Here I got to touch one of those famous 'hot pixels' everyone loves so much! It felt great, but a bit rough around the edges. 😉
You call me a pixel pusher? by simple.joy, on Flickr
I found you by Marc Aubry, sur Flickr
Fujifilm X-T5
XF56mmF1.2 R WR
A few from our holiday in Luxemburg
Did take too much gear with us, didn't use all but the one of the used lenses did actually malfunction while using it
It can happen with some of the Canon EF (L) lenses, the Error 01 message and in this case a broken wire is to blame, and you end up with a lens with a stuck aperture wide open. I did use it that day with the aperture stuck at f2.8 😒
(Canon EOS 5D Mark IV - EF24-70mm f/2.8L II USM)
The lens is now queued to be repared 😊
Edit removed one photo...
And now the other photo (removed from previous reply)

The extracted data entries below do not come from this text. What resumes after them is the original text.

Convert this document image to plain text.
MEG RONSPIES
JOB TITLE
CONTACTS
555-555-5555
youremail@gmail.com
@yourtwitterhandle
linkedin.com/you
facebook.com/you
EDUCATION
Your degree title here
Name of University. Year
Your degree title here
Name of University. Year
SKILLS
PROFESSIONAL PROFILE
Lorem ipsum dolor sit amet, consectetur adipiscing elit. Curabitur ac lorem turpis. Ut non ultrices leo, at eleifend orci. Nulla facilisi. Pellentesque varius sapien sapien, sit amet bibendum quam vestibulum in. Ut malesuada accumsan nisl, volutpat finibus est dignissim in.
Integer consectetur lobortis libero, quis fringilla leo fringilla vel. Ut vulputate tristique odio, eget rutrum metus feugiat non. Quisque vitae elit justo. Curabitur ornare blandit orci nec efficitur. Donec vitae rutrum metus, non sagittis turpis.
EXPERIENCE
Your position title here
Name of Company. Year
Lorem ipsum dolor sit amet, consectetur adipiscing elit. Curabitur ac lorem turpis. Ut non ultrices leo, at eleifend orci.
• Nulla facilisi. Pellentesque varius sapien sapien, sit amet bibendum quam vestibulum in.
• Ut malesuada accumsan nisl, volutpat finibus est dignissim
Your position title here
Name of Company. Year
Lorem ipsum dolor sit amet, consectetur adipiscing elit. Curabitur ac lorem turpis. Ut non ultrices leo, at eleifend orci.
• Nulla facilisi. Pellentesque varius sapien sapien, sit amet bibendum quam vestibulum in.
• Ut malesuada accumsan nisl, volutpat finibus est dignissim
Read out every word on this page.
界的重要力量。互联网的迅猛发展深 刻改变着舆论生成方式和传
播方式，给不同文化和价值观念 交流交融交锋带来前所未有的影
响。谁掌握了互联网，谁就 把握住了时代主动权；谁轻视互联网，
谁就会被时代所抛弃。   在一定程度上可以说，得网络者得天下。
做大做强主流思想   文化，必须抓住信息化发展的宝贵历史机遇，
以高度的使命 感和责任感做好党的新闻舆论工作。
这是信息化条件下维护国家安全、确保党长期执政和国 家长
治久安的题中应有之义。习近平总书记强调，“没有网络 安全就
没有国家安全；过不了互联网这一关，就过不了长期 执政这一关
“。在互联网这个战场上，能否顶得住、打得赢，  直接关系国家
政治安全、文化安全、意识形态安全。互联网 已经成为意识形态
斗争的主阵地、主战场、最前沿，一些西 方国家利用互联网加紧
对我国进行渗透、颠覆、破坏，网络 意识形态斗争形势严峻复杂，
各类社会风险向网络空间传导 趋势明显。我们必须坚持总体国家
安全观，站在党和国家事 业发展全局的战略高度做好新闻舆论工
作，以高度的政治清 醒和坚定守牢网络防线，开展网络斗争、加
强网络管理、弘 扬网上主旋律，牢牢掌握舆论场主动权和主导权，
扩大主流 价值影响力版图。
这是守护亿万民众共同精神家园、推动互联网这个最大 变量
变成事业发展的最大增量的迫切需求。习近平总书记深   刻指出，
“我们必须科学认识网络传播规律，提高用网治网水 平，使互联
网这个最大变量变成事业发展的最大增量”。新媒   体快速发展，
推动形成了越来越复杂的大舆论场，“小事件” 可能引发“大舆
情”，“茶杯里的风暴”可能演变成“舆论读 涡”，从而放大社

also from our holiday in Luxemburg
Did take too much gear with us, didn't use all but the one of the used lenses did actually malfunction while using it
It can happen with some of the Canon EF (L) lenses, the Error 01 message and in this case a broken wire is to blame, and you end up with a lens with a stuck aperture wide open. I did use it that day with the aperture stuck at f2.8 😒
(Canon EOS 5D Mark IV - EF24-70mm f/2.8L II USM)
Is it allowed to comment pictures or our likings here? Or are the alternatives to push the button or leave it untouched?
Push the button. No comments on other photos.
The Bard of Salford- John Cooper Clarke
en.wikipedia.org/wiki/John_Cooper_Clarke
Saw him over 40 years ago. If you ever get the chance to see him live, do so ...
This is the Votivkirche in Vienna, which has recently been cleaned. The church was completed in 1879, in thanksgiving for the Austrian emperor's survival of an assassination attempt. It is 99 m (325 ft) high. There is a lot of interesting info on Wikipedia.
The tree on the right prevented me from taking a square on shot. The lens was the Laowa 15mm shift lens, shifted up by the fullest extent. Aperture was f/8, fwiw!